PDF(Pubmed)
Abstract:
Solid tumours often endure nutrient insufficiency during progression. How tumour cells adapt to temporal and spatial nutrient insufficiency remains unclear. We previously identified STC2 as one of the most upregulated genes in cells exposed to nutrient insufficiency by transcriptome screening, indicating the potential of STC2 in cellular adaptation to nutrient insufficiency. However, the molecular mechanisms underlying STC2 induction by nutrient insufficiency and subsequent adaptation remain elusive. Here, we report that STC2 protein is dramatically increased and secreted into the culture media by Gln-/Glc-deprivation. STC2 promoter contains cis-elements that are activated by ATF4 and p65/RelA, two transcription factors activated by a variety of cellular stress. Biologically, STC2 induction and secretion promote cell survival but attenuate cell proliferation during nutrient insufficiency, thus switching the priority of cancer cells from proliferation to survival. Loss of STC2 impairs tumour growth by inducing both apoptosis and necrosis in mouse xenografts. Mechanistically, under nutrient insufficient conditions, cells have increased levels of reactive oxygen species (ROS), and lack of STC2 further elevates ROS levels that lead to increased apoptosis. RNA-Seq analyses reveal STC2 induction suppresses the expression of monoamine oxidase B (MAOB), a mitochondrial membrane enzyme that produces ROS. Moreover, a negative correlation between STC2 and MAOB levels is also identified in human tumour samples.
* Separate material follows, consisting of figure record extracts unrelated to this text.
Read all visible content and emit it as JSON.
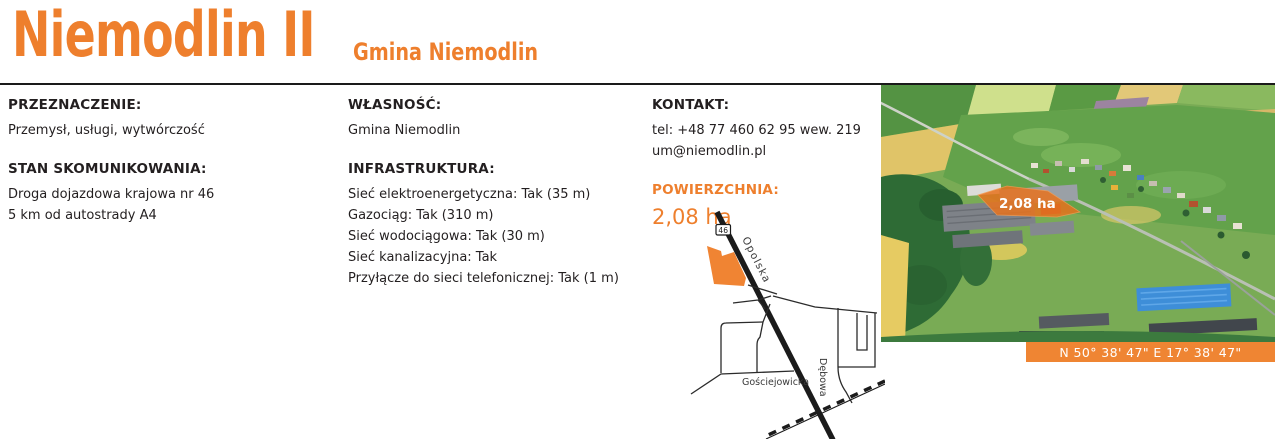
{
  "page": {
    "title": "Niemodlin II",
    "subtitle": "Gmina Niemodlin"
  },
  "sections": {
    "przeznaczenie": {
      "label": "PRZEZNACZENIE:",
      "value": "Przemysł, usługi, wytwórczość"
    },
    "stan_skomunikowania": {
      "label": "STAN SKOMUNIKOWANIA:",
      "lines": [
        "Droga dojazdowa krajowa nr 46",
        "5 km od autostrady A4"
      ]
    },
    "wlasnosc": {
      "label": "WŁASNOŚĆ:",
      "value": "Gmina Niemodlin"
    },
    "infrastruktura": {
      "label": "INFRASTRUKTURA:",
      "lines": [
        "Sieć elektroenergetyczna: Tak (35 m)",
        "Gazociąg: Tak (310 m)",
        "Sieć wodociągowa: Tak (30 m)",
        "Sieć kanalizacyjna: Tak",
        "Przyłącze do sieci telefonicznej: Tak (1 m)"
      ]
    },
    "kontakt": {
      "label": "KONTAKT:",
      "lines": [
        "tel: +48 77 460 62 95 wew. 219",
        "um@niemodlin.pl"
      ]
    },
    "powierzchnia": {
      "label": "POWIERZCHNIA:",
      "value": "2,08 ha"
    }
  },
  "map": {
    "road_number": "46",
    "street_opolska": "Opolska",
    "street_gosciejowicka": "Gościejowicka",
    "street_debowa": "Dębowa"
  },
  "photo": {
    "area_label": "2,08 ha",
    "coordinates": "N 50° 38' 47\" E 17° 38' 47\""
  },
  "colors": {
    "accent_orange": "#EE7F2D",
    "bar_orange": "#EF8533",
    "parcel_orange": "#E8731E",
    "text_dark": "#231F20"
  }
}
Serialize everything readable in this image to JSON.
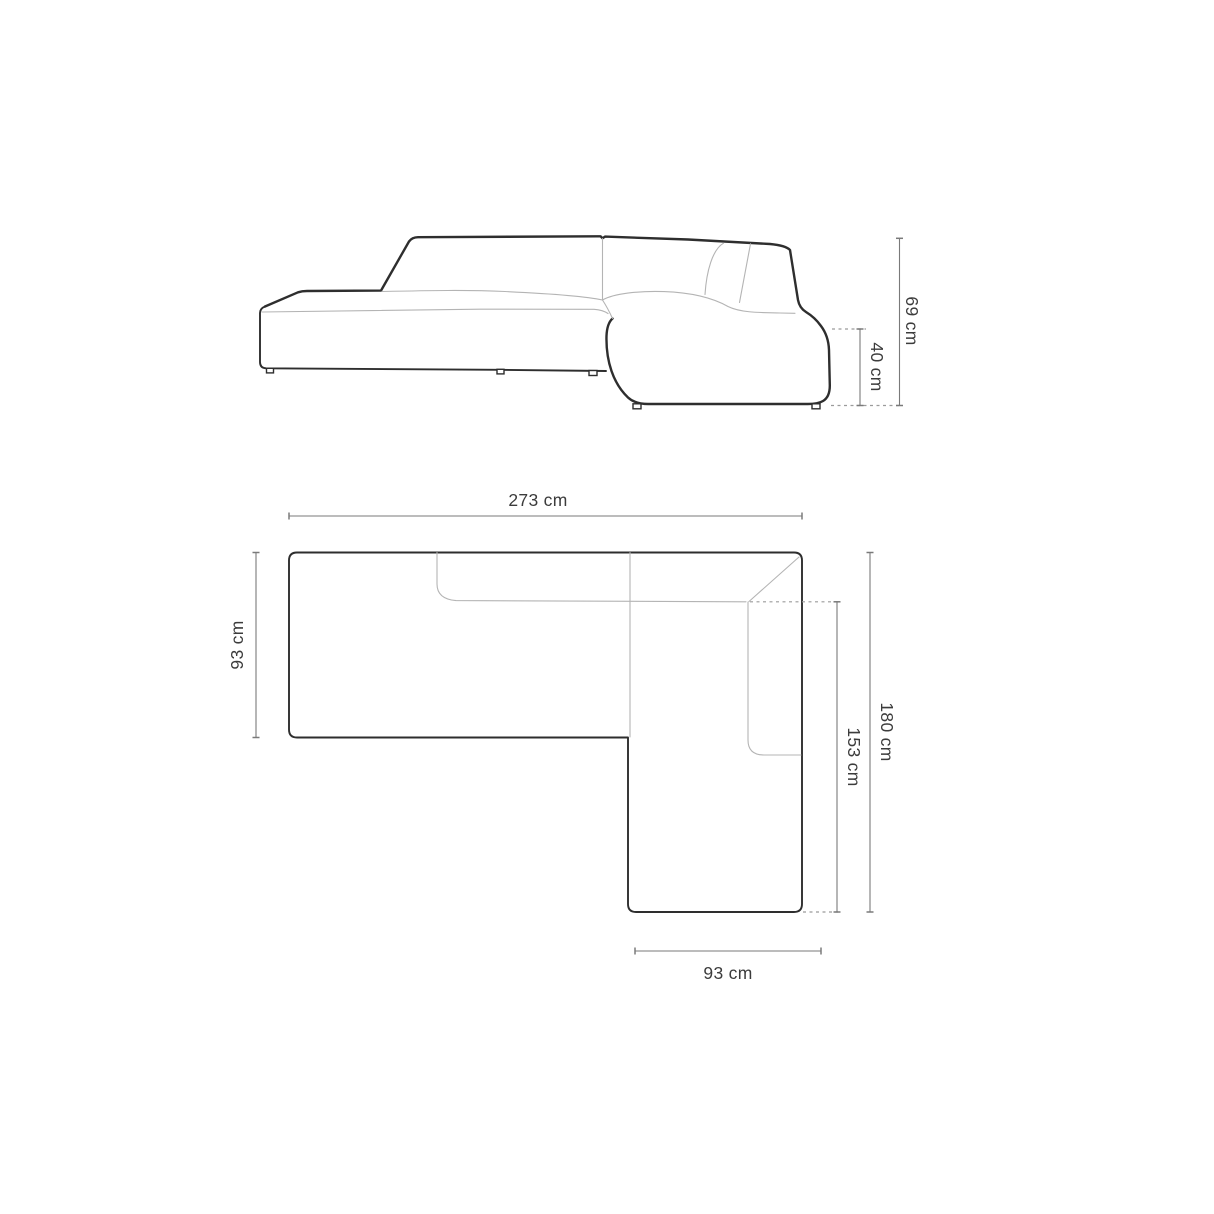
{
  "diagram": {
    "front_view": {
      "total_height_label": "69 cm",
      "seat_height_label": "40 cm"
    },
    "top_view": {
      "total_width_label": "273 cm",
      "left_depth_label": "93 cm",
      "total_depth_label": "180 cm",
      "chaise_length_label": "153 cm",
      "chaise_width_label": "93 cm"
    },
    "colors": {
      "background": "#ffffff",
      "outline": "#2e2e2e",
      "seam": "#b4b4b4",
      "dimension_line": "#7a7a7a",
      "dashed_reference": "#9b9b9b",
      "label_text": "#3c3c3c"
    }
  }
}
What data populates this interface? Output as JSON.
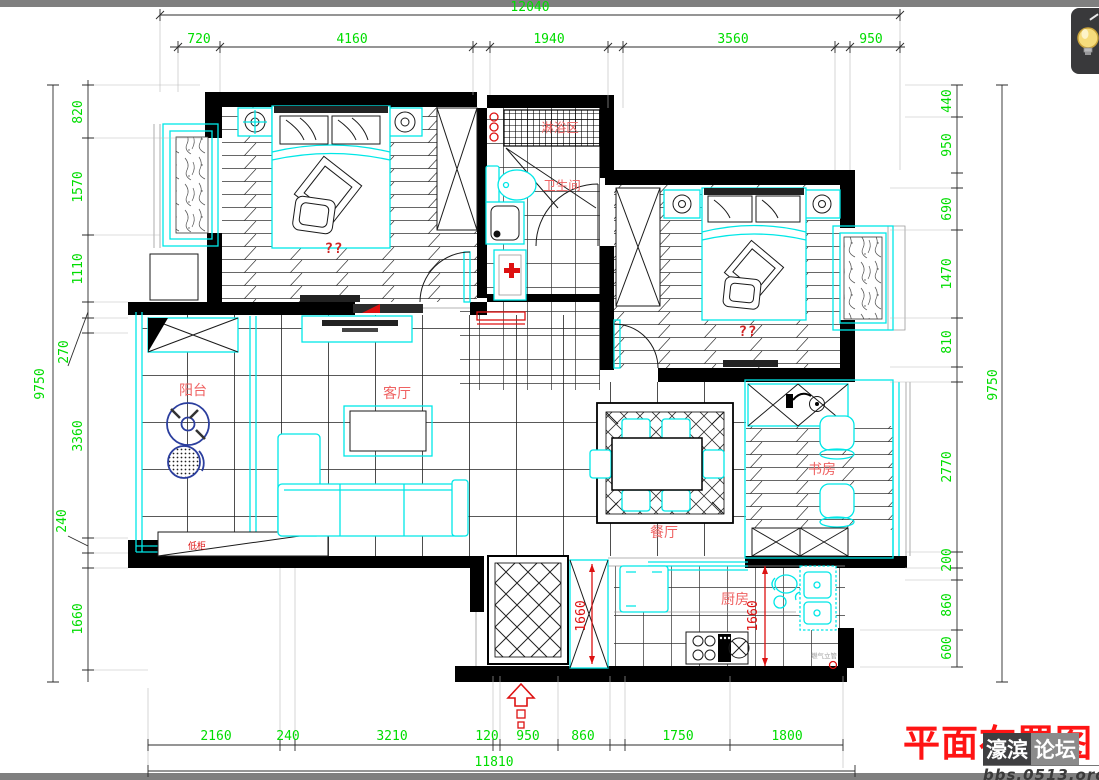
{
  "title": "平面布置图",
  "watermark": {
    "part1": "濠滨",
    "part2": "论坛",
    "url": "bbs.0513.org"
  },
  "viewer": {
    "bulb_button": "lightbulb-toggle"
  },
  "colors": {
    "dimension_text": "#00dd00",
    "fixture_cyan": "#00e7e7",
    "label_red": "#ef6262",
    "mark_red": "#dd1111",
    "title_red": "#ff1414",
    "washer_blue": "#2b3e9e"
  },
  "dims": {
    "top": {
      "overall": "12040",
      "segments": [
        "720",
        "4160",
        "1940",
        "3560",
        "950"
      ]
    },
    "bottom": {
      "overall": "11810",
      "segments": [
        "2160",
        "240",
        "3210",
        "120",
        "950",
        "860",
        "1750",
        "1800"
      ]
    },
    "left": {
      "overall": "9750",
      "segments": [
        "820",
        "1570",
        "1110",
        "270",
        "3360",
        "240",
        "1660"
      ]
    },
    "right": {
      "overall": "9750",
      "segments": [
        "440",
        "950",
        "690",
        "1470",
        "810",
        "2770",
        "200",
        "860",
        "600"
      ]
    },
    "red": {
      "entry": "1660",
      "kitchen": "1660"
    }
  },
  "rooms": {
    "shower": "淋浴区",
    "bathroom": "卫生间",
    "balcony": "阳台",
    "living": "客厅",
    "dining": "餐厅",
    "study": "书房",
    "kitchen": "厨房",
    "low_cabinet": "低柜",
    "bedroom_left": "??",
    "bedroom_right": "??",
    "gas_riser": "燃气立管"
  }
}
Importantly, the administration of recombinant STC2 to the culture media effectively suppresses MAOB expression as well as apoptosis, suggesting STC2 functions in an autocrine/paracrine manner. Taken together, our findings indicate that nutrient insufficiency induces STC2 expression, which in turn governs the adaptation of cancer cells to nutrient insufficiency through the maintenance of redox homeostasis, highlighting the potential of STC2 as a therapeutic target for cancer treatment.
摘要:
实体肿瘤通常在进展过程中忍受营养不足。肿瘤细胞如何适应时间和空间营养不足尚不清楚。我们先前通过转录组筛选将STC2鉴定为暴露于营养不足的细胞中最上调的基因之一。表明STC2在细胞适应营养不足方面的潜力。然而,营养不足和随后的适应引起STC2诱导的分子机制仍然难以捉摸。这里,我们报道STC2蛋白显著增加并通过Gln-/Glc-剥夺分泌到培养基中。STC2启动子含有ATF4和p65/RelA激活的顺式元件,两种转录因子被多种细胞应激激活。生物学,STC2诱导和分泌促进细胞存活,但在营养不足时减弱细胞增殖,从而将癌细胞的优先级从增殖转变为存活。STC2的缺失通过诱导小鼠异种移植物中的细胞凋亡和坏死而损害肿瘤生长。机械上,在营养不足的条件下,细胞的活性氧(ROS)水平升高,STC2的缺乏进一步升高了导致细胞凋亡增加的ROS水平。RNA-Seq分析显示STC2诱导抑制单胺氧化酶B(MAOB)的表达,产生ROS的线粒体膜酶。此外,在人肿瘤样品中还鉴定出STC2和MAOB水平之间的负相关。重要的是,重组STC2对培养基的给药有效地抑制MAOB表达以及细胞凋亡,提示STC2以自分泌/旁分泌方式起作用。一起来看,我们的发现表明营养不足诱导STC2表达,反过来通过维持氧化还原稳态来控制癌细胞对营养不足的适应,强调STC2作为癌症治疗的治疗靶标的潜力。